Andrade still speaks with the slow drawl of his home state. Growing up in Brownwood, Texas, he cleared weeds in farm fields, delivered newspapers, and worked dollar-an-hour shifts at meatpacking plants. “All of those jobs teach you to respect hard work and hard-working people,” he says.

Before he turned his focus to the youth leadership series in 2009, he made a name for himself with his decades-long efforts in voter registration and workers’ rights.
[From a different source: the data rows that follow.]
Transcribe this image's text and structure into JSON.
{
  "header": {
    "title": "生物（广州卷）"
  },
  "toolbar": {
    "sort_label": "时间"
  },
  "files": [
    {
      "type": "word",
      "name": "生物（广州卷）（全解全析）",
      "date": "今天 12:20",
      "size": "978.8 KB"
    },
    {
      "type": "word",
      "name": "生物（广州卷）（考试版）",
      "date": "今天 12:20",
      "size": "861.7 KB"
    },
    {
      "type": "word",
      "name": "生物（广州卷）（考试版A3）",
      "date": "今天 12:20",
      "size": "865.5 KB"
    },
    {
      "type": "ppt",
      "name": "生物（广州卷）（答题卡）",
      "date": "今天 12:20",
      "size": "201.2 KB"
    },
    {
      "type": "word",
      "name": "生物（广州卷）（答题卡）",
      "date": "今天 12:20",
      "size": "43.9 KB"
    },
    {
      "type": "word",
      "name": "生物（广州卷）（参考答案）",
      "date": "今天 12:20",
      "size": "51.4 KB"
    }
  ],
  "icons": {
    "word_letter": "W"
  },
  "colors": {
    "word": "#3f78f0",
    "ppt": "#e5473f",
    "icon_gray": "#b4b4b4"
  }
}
In 2001, Bill Clinton awarded him the Presidential Citizens Medal for helping to register more than a million new Latino voters and increasing Hispanic representation in government.

Sitting behind his cluttered desk at his institute’s tiny headquarters—a converted four-bedroom condo in a South Loop high-rise—Andrade motions toward a shelf filled with reports on the political and economic impact of Latinos. “We are the fastest-growing group in America. The day is coming when America will turn to us for the leadership that this country needs. I want us to be ready.”